Meconium Exposure, but Not Meconium Aspiration Syndrome, Is Associated with Autism

Background:  As the incidence of Autism Spectrum Disorder (ASD) has risen, much effort has been invested into understanding the genetics involved in this condition. However, a recent twin study concluded that environmental influences feature more prominently than heritability in ASD susceptibility.  Studies investigating the prenatal, perinatal, and neonatal risk factors for ASD sometimes offer conflicting results, often failing to consider confounding by numerous covariates and erroneously adjusting for pathway intermediates. One marker of a stressful in-utero environment is fetal passage of meconium, the tar-like primary feces. This fecal matter may coat the lung surface and impair breathing in a condition called meconium aspiration syndrome.  Meconium passage and aspiration have both been associated with neurodevelopmental compromise.

Objectives:  Our goals are to determine whether fetal meconium passage and/or MAS are associated with autism, and the degree to which any associations could be attributed to the meconium itself or risk factors for and complications of meconium passage.

Methods:  This is a retrospective population-based cohort study. We merged the 1991-2001 California birth cohort database provided by the Office of Statewide Health Planning and Development (n=6,088,159) with data from the California Department of Developmental Services to identify children later diagnosed with autism (n=20,326). We searched ICD-9 codes for perinatal stressors, meconium status, and downstream complications. Univariate analyses (autism risk by meconium or MAS) were followed by multinomial logistic regression analyses to account for the effects of confounders and mediators within the causal pathway.
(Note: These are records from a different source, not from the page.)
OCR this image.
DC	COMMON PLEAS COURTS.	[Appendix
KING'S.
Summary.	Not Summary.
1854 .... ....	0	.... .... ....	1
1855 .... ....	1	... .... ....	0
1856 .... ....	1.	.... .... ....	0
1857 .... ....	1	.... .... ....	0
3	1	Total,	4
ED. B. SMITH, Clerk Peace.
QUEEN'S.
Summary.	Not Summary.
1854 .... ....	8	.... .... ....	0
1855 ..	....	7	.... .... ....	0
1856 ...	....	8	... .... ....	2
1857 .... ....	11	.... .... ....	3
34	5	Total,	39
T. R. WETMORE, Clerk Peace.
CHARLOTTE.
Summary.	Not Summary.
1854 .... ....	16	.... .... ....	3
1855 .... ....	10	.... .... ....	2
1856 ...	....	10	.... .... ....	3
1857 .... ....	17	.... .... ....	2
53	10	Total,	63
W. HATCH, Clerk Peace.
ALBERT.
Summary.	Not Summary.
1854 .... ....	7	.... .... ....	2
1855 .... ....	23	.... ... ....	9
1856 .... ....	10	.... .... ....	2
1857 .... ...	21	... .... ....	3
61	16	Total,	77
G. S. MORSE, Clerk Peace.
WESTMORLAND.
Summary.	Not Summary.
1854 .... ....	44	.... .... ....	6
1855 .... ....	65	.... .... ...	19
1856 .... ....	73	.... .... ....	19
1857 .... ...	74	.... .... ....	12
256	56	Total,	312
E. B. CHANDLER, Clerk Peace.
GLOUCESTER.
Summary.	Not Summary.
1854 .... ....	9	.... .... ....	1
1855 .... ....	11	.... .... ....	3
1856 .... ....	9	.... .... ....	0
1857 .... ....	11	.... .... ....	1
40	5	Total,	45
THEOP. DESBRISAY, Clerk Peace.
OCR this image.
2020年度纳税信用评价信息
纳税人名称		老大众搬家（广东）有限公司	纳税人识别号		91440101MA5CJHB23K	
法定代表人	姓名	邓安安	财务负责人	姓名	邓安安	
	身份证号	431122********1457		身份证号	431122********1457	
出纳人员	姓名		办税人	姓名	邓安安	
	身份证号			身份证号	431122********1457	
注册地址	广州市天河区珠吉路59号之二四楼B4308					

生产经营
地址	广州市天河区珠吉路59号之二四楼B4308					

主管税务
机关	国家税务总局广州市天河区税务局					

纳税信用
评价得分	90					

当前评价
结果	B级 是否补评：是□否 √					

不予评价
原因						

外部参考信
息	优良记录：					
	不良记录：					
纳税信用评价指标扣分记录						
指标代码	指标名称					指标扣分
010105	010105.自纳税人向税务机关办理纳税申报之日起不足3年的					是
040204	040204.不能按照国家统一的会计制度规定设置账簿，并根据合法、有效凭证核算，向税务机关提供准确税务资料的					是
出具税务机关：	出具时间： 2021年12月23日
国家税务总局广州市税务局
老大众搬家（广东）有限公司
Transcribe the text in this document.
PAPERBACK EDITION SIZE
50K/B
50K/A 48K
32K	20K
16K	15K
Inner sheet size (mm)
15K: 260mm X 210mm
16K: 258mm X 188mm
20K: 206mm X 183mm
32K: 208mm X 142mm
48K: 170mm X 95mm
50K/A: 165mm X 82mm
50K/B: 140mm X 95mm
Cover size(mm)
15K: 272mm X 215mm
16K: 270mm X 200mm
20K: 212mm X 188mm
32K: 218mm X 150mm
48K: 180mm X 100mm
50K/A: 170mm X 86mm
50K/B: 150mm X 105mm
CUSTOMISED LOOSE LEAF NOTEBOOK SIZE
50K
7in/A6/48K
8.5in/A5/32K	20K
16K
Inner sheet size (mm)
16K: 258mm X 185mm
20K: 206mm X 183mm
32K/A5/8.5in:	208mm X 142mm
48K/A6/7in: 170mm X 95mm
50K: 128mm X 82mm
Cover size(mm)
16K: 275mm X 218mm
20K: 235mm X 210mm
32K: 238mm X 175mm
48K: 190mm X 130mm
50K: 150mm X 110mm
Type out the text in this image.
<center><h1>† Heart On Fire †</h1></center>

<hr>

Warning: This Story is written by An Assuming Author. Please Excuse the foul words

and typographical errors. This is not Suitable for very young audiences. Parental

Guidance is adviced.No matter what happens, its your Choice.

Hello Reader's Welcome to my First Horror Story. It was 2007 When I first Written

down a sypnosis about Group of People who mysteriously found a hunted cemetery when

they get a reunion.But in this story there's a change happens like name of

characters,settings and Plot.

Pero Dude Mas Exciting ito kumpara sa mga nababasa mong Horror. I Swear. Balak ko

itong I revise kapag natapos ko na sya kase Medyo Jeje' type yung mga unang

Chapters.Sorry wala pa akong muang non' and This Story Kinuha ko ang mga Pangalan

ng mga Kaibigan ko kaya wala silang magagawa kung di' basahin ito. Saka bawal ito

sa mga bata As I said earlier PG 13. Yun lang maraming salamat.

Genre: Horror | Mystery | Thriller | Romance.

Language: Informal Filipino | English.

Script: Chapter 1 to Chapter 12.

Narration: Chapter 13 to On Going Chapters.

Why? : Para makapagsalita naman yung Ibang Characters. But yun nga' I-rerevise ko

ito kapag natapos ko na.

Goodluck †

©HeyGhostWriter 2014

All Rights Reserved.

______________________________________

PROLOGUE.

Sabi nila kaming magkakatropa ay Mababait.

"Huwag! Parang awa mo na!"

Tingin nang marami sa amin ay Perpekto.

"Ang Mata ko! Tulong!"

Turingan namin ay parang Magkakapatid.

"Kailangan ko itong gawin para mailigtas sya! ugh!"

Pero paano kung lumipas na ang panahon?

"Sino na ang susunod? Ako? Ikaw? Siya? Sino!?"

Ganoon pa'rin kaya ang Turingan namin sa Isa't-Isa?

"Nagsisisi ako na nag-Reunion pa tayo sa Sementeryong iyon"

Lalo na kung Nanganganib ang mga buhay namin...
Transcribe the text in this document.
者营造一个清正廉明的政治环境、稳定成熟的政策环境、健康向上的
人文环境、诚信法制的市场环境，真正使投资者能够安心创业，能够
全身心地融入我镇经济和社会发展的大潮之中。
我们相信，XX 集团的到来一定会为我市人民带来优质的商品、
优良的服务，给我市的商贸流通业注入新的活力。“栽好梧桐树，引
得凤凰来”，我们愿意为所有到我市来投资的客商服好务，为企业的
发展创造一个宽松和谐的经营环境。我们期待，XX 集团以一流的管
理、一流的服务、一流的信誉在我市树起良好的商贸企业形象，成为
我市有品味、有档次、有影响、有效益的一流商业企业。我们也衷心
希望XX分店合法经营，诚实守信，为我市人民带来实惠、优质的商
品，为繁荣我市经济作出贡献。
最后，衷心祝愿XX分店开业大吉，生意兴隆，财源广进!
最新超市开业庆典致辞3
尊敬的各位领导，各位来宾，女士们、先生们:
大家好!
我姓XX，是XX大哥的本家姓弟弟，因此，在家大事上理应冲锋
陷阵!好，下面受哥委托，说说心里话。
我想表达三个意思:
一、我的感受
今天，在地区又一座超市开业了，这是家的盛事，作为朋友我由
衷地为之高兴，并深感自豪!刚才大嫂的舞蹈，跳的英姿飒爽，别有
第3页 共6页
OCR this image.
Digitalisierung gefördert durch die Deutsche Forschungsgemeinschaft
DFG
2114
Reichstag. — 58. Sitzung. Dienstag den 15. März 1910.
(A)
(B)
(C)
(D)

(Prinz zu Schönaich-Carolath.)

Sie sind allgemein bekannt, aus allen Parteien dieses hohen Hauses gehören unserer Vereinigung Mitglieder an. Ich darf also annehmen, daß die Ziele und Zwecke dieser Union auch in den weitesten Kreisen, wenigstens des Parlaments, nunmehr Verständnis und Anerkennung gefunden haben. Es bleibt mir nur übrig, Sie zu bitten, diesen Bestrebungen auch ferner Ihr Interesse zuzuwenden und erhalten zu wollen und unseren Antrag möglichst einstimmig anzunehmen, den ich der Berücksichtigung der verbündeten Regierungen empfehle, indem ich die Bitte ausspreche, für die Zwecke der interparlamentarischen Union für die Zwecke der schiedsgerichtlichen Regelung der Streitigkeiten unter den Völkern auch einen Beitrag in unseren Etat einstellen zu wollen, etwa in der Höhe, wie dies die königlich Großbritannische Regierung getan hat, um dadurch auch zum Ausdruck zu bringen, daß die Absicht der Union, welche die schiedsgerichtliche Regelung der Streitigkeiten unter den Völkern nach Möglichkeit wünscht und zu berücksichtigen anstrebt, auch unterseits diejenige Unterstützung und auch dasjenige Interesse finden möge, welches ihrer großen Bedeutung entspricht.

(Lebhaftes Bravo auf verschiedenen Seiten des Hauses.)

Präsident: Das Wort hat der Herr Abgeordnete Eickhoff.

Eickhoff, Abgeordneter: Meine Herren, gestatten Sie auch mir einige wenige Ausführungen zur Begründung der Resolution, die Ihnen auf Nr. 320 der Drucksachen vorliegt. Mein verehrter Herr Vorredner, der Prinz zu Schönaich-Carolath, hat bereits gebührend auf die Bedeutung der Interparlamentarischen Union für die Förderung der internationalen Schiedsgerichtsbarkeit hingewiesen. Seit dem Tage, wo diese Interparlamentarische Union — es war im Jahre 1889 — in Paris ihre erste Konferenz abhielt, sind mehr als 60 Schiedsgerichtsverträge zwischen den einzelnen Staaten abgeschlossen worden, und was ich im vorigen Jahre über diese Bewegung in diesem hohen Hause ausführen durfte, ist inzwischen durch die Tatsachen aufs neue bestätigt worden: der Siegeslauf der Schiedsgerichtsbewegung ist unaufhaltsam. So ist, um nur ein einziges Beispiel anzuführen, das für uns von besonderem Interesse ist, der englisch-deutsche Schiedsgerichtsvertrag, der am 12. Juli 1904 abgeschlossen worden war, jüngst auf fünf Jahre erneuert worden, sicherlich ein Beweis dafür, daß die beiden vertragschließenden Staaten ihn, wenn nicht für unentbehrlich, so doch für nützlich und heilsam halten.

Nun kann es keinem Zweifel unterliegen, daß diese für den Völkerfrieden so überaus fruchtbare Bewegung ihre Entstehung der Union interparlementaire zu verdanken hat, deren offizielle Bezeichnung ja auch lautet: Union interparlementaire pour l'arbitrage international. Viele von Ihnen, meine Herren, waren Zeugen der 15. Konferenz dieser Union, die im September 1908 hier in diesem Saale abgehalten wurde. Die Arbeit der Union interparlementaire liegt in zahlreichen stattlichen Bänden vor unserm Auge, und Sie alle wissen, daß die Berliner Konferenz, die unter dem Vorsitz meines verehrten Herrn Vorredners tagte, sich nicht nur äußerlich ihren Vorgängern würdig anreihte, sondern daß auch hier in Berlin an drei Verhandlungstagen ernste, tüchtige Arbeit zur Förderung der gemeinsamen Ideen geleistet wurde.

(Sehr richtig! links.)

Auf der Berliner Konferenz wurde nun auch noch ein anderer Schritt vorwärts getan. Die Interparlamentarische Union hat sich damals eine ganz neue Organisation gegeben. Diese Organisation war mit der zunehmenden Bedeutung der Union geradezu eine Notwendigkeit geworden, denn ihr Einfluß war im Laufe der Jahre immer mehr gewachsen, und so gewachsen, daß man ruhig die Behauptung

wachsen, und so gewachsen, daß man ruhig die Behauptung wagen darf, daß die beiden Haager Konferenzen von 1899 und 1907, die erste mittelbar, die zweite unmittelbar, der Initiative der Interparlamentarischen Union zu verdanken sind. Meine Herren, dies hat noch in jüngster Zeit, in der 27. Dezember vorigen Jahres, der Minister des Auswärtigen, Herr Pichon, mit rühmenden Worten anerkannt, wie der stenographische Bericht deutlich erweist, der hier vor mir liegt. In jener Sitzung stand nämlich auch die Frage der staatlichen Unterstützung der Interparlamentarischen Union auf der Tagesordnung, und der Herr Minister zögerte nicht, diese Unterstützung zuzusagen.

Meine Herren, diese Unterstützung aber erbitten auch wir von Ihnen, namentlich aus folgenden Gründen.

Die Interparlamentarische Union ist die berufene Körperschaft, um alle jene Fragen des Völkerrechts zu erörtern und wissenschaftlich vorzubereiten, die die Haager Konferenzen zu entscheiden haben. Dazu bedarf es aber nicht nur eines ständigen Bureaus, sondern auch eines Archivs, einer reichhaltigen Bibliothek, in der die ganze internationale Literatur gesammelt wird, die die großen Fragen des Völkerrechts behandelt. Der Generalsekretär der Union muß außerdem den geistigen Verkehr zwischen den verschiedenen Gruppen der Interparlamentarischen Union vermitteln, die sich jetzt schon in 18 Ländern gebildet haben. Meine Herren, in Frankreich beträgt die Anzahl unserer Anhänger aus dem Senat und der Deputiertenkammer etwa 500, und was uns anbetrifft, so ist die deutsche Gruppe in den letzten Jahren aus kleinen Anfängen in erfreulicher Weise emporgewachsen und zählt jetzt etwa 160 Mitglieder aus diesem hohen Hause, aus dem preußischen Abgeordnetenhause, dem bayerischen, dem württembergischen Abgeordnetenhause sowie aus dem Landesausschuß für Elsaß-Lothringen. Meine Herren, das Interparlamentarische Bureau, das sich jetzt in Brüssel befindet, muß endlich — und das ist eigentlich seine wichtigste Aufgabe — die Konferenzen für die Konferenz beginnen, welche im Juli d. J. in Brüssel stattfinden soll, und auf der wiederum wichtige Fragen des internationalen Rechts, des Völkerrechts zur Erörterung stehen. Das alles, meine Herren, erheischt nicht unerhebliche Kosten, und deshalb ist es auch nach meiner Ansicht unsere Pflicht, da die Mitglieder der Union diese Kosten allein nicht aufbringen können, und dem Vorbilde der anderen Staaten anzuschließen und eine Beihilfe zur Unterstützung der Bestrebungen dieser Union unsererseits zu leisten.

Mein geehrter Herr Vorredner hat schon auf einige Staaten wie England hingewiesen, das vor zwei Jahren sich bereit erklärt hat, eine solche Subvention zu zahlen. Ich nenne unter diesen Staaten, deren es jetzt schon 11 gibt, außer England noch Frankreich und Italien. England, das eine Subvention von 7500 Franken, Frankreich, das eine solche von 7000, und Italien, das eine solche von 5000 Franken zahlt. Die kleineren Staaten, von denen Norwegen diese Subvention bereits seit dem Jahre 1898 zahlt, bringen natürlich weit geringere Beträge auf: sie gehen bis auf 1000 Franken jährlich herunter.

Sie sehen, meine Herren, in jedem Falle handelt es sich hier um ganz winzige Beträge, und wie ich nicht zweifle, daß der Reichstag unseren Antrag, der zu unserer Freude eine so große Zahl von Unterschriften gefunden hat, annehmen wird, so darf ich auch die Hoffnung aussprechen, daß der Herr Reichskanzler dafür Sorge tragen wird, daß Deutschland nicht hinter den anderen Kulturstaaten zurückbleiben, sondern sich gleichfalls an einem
Results:  Fetal meconium passage was significantly associated with autism (OR 1.68, CI 1.44-1.86), but not MAS (OR 1.08, CI 0.93-1.25), prior to adjustment. Surprisingly, odds decreased by only a small margin and maintained significance after controlling for confounders and downstream adverse events (OR 1.48, CI 1.31-1.69).

Conclusions:  As a marker of fetal stress, meconium’s association with autism was expected. The persistent significance following adjustment for perinatal complications is novel, and may reflect our inability to control for other stressors or that meconium represents trauma beyond its antecedents. The lack of association between the most severe presentation of fetal meconium exposure, MAS, and autism is counter to the expected dose-response effect. We postulate that our findings reflect the benefits of aggressive resuscitation received by neonates with MAS.  Hydration, oxygenation, and supportive care may mitigate long-term damage and reduce autism risk in neonates with in-utero meconium exposure.